Banks lure large depositors with new benchmark

I&M Bank Nyeri branch. I&M Bank is offering to pay up to one percentage point above the Kenya Banks Reference Rate for large sums deposited for over a year and 0.5 percentage points below KBRR for lower volumes above Sh50,000. FILE PHOTO | JOSEPH KANYI |

What you need to know:

  • The introduction of a floating-fixed deposit rate is expected to shield banks from excess interest expenses incurred when large depositors lock in high-deposit rates for long periods.
  • KBRR was primarily introduced for pricing of loans in a bid to make the industry more transparent and competitive.

Banks have started using the industry base lending rate introduced by the Central Bank of Kenya (CBK) to offer floating-deposit rates to large depositors in a move that could stabilise lenders’ net interest income.

In a statement to customers, I&M Bank is offering to pay up to one percentage point above the Kenya Banks Reference Rate (KBRR) for large sums deposited for over a year and 0.5 percentage points below KBRR for lower volumes above Sh50,000.

Currently the KBRR is 9.13 per cent meaning that those who keep Sh50,000 with the bank for 12 months will earn 8.63 per cent while those with over Sh50 million will earn 10.13 per cent.

“Rate of interest will be floating and as and when the KBRR is revised in January and July every year; the rates for these deposits will also be revised with immediate effect,” said the bank.

Going by data from CBK, the average fixed deposit rate is currently just 6.6 per cent.

The introduction of a floating-fixed deposit rate is expected to shield banks from excess interest expenses incurred when large depositors lock in high-deposit rates for long periods as was the case in 2011.

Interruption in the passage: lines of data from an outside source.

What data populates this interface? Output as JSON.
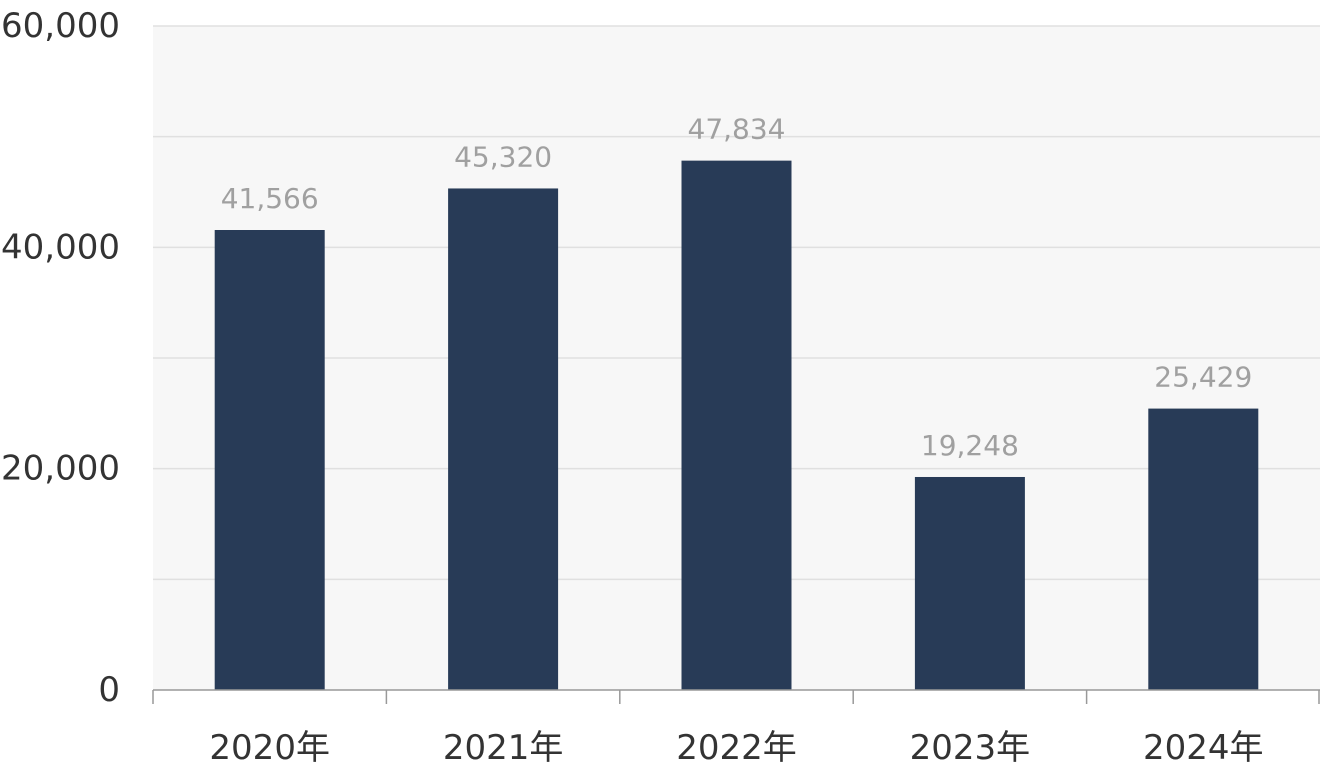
{
  "chart_data": {
    "type": "bar",
    "title": "",
    "xlabel": "",
    "ylabel": "",
    "categories": [
      "2020年",
      "2021年",
      "2022年",
      "2023年",
      "2024年"
    ],
    "series": [
      {
        "values": [
          41566,
          45320,
          47834,
          19248,
          25429
        ]
      }
    ],
    "data_labels": [
      "41,566",
      "45,320",
      "47,834",
      "19,248",
      "25,429"
    ],
    "ylim": [
      0,
      60000
    ],
    "y_ticks": [
      0,
      20000,
      40000,
      60000
    ],
    "y_tick_labels": [
      "0",
      "20,000",
      "40,000",
      "60,000"
    ],
    "minor_gridlines": [
      10000,
      30000,
      50000
    ],
    "grid": true,
    "legend": "none",
    "colors": {
      "bar": "#283b57",
      "plot_background": "#f7f7f7",
      "gridline": "#e0e0e0",
      "axis": "#999999",
      "tick_text": "#333333",
      "data_label_text": "#a0a0a0"
    }
  }
}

A spike in interest rates in early 2011 combined with low liquidity in the market forced banks to offer high returns to attract and retain deposits.

When interest rates dropped banks had to see out their contracts with depositors as they were in no position to revise the rates downwards.

“We took the opportunity because it matches the asset and liability risk — previously there was no benchmark for offering the floating rate,” said Suprio Sen Gupta, I&M’s head of marketing and product development.

KBRR was primarily introduced for pricing of loans in a bid to make the industry more transparent and competitive. It is calculated every January and July as an average of the Central Bank Rate (CBR) and the 91-day Treasury bill rate.

Banks are allowed to load a premium over the base rate depending on their operating expenses and cost of funds. The latest average premium is three per cent for mortgages and four per cent for corporate loans.

Deposits rose

I&M deposits in Kenya rose to Sh77 billion in June this year from Sh74 billion a year earlier for which it paid an interest of Sh2.3 billion compared to Sh1.9 billion last year.

“It was bound to happen because the pricing for deposits was previously on Treasury bills but lending rates were not, so it makes sense to have one reference point,” said Standard Investment Bank head of research Francis Mwangi.

The 91-day Treasury bill is currently priced at 8.6 per cent. Depositors will also be shielded from losing out on opportunities to make additional interest income when they offer deposits at low-interest rate followed by a spike in market rates.

Most depositors have taken to putting cash in short-term fixed deposits so that they can take advantage of fresh opportunities arising.

This has left the banking industry with a huge mismatch between the tenor of deposits and loan book.

Banks have a higher appetite for current accounts as they do not earn interest while saving accounts attract negligible amounts. The average interest paid to savings accounts is 1.3 per cent, as per CBK.